Normally, when you discuss a personal experience in public you are owning it. You are telling other people that you are happy to have them see you in that context.

That is not, alas, what Anonymous and her girlfriends are doing. She and they are describing their hookups in such graphic detail that you come away feeling that she is writing a critique of a porn video. She is talking about the experience as though it had happened to someone else.

In her words:

I used to find something almost satisfying in poking fun at a man who would never love me and I would never love back by talking about his walnut-sized balls. It was an assertion of my self-worth, a battle cry. It was an acknowledgment that I knew he wasn’t good enough for me. But we were both single human beings with sex drives who were waiting to meet someone who was worth getting in deep with. And in the meantime, we were fucking each other and having a decent time of it.

Surely, Anonymous is not condemning the hookup culture. She is not flagellating herself for having participated. She is simply saying that if you submit yourself, even voluntarily, to such a trauma then you will find yourself needing to mitigate and manage the attendant anguish. Hooking up has a price.

Obviously, if she were truly proud of the experiences she would have put her name on her article.

Now that Anonymous has gotten involved in a relationship she finds that her dormant moral sense has awakened. Now, she refuses to discuss her sex life.

Allow her to express her view:

When I got into a serious relationship eight months ago, all talk of my sex life stopped, even though there was more to discuss than ever before. I was out to dinner with a group of single girl friends recently and one of them straight up asked, “Is the sex good?”

I stuttered and blushed. One of my other friends jumped to my rescue, scolding her for asking the question. “Hey, that’s personal!”

She was right, it was personal. But something about that justification irked me. Why wasn’t it personal when I was single and recounting my night with the guy who thought it would be fun to put two vibrators in my vagina at once with the same group of women? I had no problem talking about that guy. But discussing what my boyfriend and I do in bed feels like a violation of his privacy more than mine. I love him so much that the thought of one of my friends laughing about his sexual proclivities, his body, or our most intimate moments together hurts me….

With casual sex, that feeling of loyalty to your partner is completely absent….

But alas, my “serious relationship” status makes me feel bound to a code of silence I never needed to honor before.

Most interesting, her sense of loyalty to her lover, her sexual honor code seems to have kicked in in automatically.

It’s no longer about performing for the peanut gallery.

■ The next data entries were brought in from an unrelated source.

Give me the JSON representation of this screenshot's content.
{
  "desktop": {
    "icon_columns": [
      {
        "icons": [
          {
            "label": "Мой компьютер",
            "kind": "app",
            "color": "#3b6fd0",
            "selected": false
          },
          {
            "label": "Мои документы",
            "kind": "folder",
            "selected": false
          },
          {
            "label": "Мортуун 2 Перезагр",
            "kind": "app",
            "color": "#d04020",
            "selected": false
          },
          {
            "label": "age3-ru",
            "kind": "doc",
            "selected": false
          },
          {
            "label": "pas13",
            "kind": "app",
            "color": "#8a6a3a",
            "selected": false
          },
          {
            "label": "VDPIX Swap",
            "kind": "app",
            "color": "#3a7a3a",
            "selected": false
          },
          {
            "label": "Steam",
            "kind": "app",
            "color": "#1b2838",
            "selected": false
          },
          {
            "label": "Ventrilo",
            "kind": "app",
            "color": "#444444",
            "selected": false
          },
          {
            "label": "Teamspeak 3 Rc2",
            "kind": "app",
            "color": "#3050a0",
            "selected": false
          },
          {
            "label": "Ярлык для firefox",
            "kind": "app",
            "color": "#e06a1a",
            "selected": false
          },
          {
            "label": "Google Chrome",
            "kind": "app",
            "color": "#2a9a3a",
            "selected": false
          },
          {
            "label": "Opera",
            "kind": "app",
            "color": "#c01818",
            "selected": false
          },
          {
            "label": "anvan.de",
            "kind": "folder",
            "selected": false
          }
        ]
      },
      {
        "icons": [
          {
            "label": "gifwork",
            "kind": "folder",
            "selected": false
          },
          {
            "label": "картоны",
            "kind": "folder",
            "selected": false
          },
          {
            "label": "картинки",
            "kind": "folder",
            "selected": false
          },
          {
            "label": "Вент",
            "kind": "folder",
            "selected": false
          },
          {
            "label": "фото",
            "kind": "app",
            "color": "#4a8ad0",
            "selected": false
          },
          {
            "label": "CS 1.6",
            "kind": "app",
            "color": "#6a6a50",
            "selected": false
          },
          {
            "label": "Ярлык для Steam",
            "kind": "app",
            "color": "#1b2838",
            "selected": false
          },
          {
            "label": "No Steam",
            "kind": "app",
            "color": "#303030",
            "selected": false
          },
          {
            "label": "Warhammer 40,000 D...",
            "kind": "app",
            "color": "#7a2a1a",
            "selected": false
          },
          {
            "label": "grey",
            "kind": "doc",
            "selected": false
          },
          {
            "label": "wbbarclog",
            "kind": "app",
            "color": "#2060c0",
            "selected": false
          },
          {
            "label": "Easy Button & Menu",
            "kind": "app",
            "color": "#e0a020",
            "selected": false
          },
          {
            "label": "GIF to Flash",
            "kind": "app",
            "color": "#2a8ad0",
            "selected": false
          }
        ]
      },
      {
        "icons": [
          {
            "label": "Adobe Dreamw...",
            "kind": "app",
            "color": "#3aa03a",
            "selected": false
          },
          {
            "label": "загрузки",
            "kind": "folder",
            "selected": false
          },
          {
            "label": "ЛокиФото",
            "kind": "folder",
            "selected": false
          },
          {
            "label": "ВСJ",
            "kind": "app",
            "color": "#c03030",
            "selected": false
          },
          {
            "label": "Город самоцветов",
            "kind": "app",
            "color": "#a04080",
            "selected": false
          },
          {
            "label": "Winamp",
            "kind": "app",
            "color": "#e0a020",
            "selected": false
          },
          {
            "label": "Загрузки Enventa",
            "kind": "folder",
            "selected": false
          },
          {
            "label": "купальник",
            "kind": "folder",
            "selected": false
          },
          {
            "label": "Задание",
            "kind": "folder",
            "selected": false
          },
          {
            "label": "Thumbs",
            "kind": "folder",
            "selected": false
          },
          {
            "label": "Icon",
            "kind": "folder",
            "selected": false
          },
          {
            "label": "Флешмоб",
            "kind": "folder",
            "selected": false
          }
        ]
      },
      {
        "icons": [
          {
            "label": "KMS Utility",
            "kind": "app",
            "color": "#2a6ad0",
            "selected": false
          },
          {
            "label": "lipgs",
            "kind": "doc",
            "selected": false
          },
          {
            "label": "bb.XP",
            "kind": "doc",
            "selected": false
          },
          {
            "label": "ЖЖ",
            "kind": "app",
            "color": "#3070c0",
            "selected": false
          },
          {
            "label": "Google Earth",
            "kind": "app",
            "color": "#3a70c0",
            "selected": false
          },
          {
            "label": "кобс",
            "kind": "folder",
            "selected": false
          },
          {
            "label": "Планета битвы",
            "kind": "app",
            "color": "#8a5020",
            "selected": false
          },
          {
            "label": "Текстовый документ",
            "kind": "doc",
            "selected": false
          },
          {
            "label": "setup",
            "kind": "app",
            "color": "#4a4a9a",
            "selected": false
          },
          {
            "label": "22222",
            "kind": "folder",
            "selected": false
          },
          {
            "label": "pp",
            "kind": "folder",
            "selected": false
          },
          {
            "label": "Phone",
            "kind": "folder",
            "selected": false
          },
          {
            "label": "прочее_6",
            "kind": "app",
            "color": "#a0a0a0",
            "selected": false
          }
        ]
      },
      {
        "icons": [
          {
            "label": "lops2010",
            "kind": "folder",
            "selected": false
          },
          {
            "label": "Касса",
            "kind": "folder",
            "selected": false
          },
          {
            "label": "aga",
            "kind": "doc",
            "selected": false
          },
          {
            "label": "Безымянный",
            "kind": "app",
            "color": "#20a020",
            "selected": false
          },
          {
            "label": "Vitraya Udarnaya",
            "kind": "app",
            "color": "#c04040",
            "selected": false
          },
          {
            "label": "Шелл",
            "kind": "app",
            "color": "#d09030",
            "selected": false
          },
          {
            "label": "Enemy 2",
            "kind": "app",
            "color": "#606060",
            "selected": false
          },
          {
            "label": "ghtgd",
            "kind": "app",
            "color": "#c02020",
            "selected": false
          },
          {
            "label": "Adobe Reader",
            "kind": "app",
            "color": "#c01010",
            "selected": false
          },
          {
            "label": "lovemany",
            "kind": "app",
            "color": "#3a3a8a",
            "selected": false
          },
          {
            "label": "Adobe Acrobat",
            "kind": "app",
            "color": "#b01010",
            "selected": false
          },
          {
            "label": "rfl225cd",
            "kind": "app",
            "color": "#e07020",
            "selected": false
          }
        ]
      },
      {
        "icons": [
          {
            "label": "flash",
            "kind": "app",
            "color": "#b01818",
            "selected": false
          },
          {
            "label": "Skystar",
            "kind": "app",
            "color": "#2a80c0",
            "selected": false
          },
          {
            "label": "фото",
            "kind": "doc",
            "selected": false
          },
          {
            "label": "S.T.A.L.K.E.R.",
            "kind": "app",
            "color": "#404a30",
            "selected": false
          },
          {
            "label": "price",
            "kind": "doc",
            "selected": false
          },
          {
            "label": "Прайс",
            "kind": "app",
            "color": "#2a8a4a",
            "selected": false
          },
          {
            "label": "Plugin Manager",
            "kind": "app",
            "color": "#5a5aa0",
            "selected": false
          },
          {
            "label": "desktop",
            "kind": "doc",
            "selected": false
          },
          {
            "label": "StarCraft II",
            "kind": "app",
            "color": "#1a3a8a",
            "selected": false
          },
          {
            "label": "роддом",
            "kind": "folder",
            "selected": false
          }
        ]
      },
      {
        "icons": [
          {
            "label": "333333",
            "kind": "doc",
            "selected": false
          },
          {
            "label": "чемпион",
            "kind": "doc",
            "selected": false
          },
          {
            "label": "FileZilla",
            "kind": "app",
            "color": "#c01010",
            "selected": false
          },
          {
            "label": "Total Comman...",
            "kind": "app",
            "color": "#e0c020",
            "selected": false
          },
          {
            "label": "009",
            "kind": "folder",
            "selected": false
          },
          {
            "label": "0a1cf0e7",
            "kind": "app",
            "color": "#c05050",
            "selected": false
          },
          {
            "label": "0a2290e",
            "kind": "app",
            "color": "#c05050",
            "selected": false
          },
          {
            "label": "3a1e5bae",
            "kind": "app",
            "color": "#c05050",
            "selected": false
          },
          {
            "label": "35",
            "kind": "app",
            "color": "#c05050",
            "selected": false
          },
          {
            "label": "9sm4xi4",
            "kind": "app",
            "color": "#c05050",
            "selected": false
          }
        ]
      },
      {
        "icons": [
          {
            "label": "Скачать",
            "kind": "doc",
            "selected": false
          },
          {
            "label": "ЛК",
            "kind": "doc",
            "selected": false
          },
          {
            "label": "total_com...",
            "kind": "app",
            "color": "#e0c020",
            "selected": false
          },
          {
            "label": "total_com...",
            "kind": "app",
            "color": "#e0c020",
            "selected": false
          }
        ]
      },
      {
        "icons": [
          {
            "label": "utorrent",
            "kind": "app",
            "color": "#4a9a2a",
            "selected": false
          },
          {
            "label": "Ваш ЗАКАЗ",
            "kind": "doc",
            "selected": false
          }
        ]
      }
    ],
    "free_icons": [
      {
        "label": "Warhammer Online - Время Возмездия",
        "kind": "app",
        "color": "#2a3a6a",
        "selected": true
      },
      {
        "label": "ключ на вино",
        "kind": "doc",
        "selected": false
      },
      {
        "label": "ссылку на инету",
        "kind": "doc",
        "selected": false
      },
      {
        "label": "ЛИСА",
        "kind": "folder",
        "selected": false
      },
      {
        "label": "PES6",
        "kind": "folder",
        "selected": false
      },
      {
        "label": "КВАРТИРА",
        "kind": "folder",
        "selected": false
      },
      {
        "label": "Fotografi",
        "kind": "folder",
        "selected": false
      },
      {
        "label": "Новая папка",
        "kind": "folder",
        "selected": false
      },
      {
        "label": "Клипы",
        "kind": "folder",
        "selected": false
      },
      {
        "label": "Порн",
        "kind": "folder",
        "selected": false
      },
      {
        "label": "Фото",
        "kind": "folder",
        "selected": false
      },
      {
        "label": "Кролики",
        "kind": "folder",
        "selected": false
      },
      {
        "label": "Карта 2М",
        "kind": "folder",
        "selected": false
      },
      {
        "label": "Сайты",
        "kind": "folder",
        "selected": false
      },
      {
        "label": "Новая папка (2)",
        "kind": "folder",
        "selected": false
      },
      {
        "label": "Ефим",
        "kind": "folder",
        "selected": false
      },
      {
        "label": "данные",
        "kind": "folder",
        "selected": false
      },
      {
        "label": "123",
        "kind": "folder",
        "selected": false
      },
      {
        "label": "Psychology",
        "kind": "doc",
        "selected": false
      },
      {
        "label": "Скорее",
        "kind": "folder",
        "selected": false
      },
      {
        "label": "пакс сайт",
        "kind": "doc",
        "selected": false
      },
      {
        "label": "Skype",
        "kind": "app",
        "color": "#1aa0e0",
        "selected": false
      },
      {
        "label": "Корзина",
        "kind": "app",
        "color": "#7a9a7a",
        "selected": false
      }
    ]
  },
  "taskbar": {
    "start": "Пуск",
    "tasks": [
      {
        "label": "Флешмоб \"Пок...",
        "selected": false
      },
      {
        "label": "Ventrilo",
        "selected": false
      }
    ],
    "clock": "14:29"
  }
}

It’s now about betraying a confidence.


3 comments:

Sam L. said...

Wellllllllll, years ago I read somewhere that "A gentleman never discusses his sex life." A lady doesn't, either.

Dennis said...

Sam L,

That would presume that there are people who can be called Ladies and Gentlemen. Thinks like manners, politeness, respect, ladies, gentlemen, et al were discarded as a sign of patriarchal oppression of women. Many of the issues and problems we deal with today stem from a growing degradation of anything that has as its foundation a morality underpinned by respect, et al.

Sam L. said...

How terribly true, Dennis, but there are some--few, and very far between.